API Key Authentication Fail Screenshot

Figure 9: API Key Authentication Fail - This figure shows an authentication failure due to an invalid API key, stressing the need for accurate credentials.

Debugging:

When working with the Mistral framework, you may encounter various issues that can impede the functionality of your application. Implementing effective debugging strategies can help identify and resolve these problems efficiently. Here are some recommended approaches:

Logging Output: One of the most effective ways to debug your application is by incorporating logging or print statements within the chat_completion function. This allows you to capture real-time interactions between different components, specifically during the retrieval and generation processes. By logging key variables and outputs at various stages of execution, you can gain insight into the flow of data and pinpoint where issues may arise. For instance, logging the retrieved documents and the generated responses can help you identify if the issue lies in the document retrieval step or in the model’s response generation. Additionally, consider using Python’s built-in logging module instead of print statements, as it offers more flexibility and control over logging levels and outputs.

Token Limits: The max_tokens parameter plays a crucial role in determining the length of the generated responses. If this parameter is set too low, it can result in incomplete or truncated answers, which may lead to user dissatisfaction. Therefore, it is essential to adjust this parameter based on the expected length of the responses for different queries. For example, if your application frequently deals with complex questions requiring detailed answers, consider increasing the max_tokens limit to accommodate longer outputs. Monitor the responses closely; if you notice frequent truncation, increasing this limit is advisable. Additionally, keep in mind that excessively high token limits may lead to longer processing times, so finding a balance based on your application’s needs is key.

Environment Verification: It is also beneficial to verify that your Python environment is set up correctly and that all required dependencies are installed without conflicts. Use tools like pip list to check installed packages and their versions. Incompatible library versions can lead to unexpected behaviors, so ensuring that your environment is clean and properly configured is critical for smooth operation.

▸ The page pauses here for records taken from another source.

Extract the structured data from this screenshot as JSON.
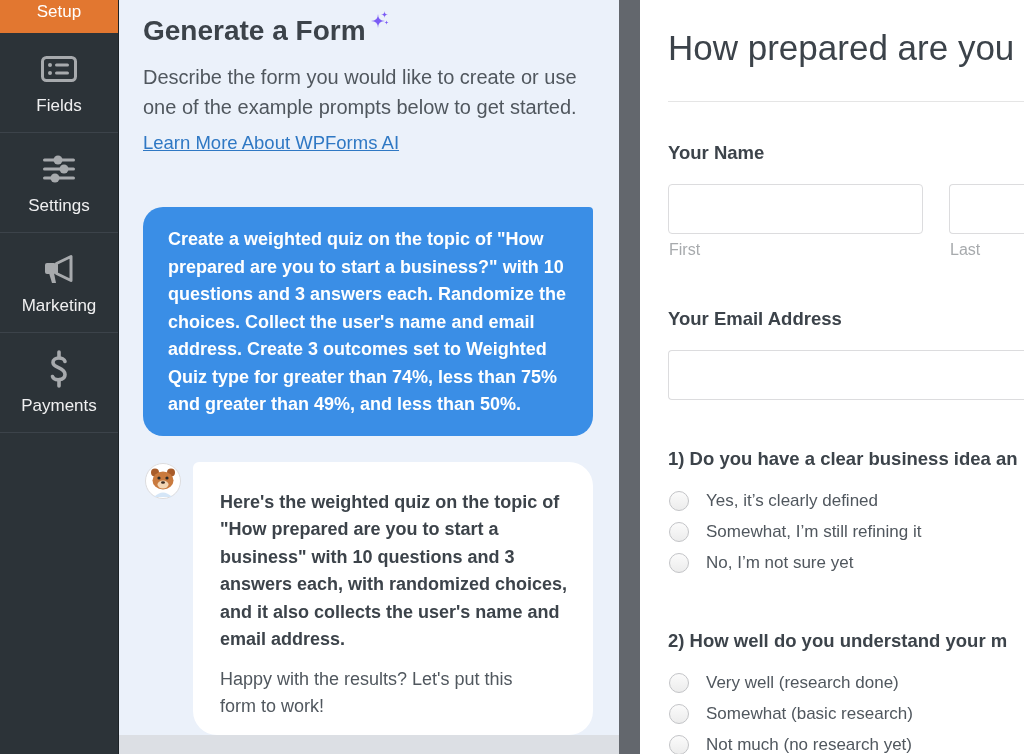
{
  "sidebar": {
    "items": [
      {
        "label": "Setup",
        "selected": true
      },
      {
        "label": "Fields",
        "selected": false
      },
      {
        "label": "Settings",
        "selected": false
      },
      {
        "label": "Marketing",
        "selected": false
      },
      {
        "label": "Payments",
        "selected": false
      }
    ]
  },
  "ai_panel": {
    "title": "Generate a Form",
    "description": "Describe the form you would like to create or use one of the example prompts below to get started.",
    "link": "Learn More About WPForms AI",
    "messages": [
      {
        "kind": "user",
        "text": "Create a weighted quiz on the topic of \"How prepared are you to start a business?\" with 10 questions and 3 answers each. Randomize the choices. Collect the user's name and email address. Create 3 outcomes set to Weighted Quiz type for greater than 74%, less than 75% and greater than 49%, and less than 50%."
      },
      {
        "kind": "assistant",
        "text": "Here's the weighted quiz on the topic of \"How prepared are you to start a business\" with 10 questions and 3 answers each, with randomized choices, and it also collects the user's name and email address.",
        "follow_up": "Happy with the results? Let's put this form to work!"
      }
    ]
  },
  "form_preview": {
    "title": "How prepared are you",
    "fields": [
      {
        "kind": "name",
        "label": "Your Name",
        "sublabels": [
          "First",
          "Last"
        ]
      },
      {
        "kind": "email",
        "label": "Your Email Address"
      },
      {
        "kind": "radio",
        "label": "1) Do you have a clear business idea an",
        "options": [
          {
            "label": "Yes, it’s clearly defined",
            "selected": false
          },
          {
            "label": "Somewhat, I’m still refining it",
            "selected": false
          },
          {
            "label": "No, I’m not sure yet",
            "selected": false
          }
        ]
      },
      {
        "kind": "radio",
        "label": "2) How well do you understand your m",
        "options": [
          {
            "label": "Very well (research done)",
            "selected": false
          },
          {
            "label": "Somewhat (basic research)",
            "selected": false
          },
          {
            "label": "Not much (no research yet)",
            "selected": false
          }
        ]
      }
    ]
  }
}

By implementing these debugging strategies, you can effectively troubleshoot issues within the Mistral framework, leading to more reliable and robust application performance.

Token Limit Adjustment Screenshot

Figure 10: Token Limit Adjustment - This figure highlights how to adjust the max_tokens parameter to prevent truncated responses, ensuring that the AI generates complete answers.

  • Environment Verification: Confirm that your Python environment is set up correctly and that all dependencies are installed as expected. Sometimes, conflicts in packages can lead to unexpected behavior.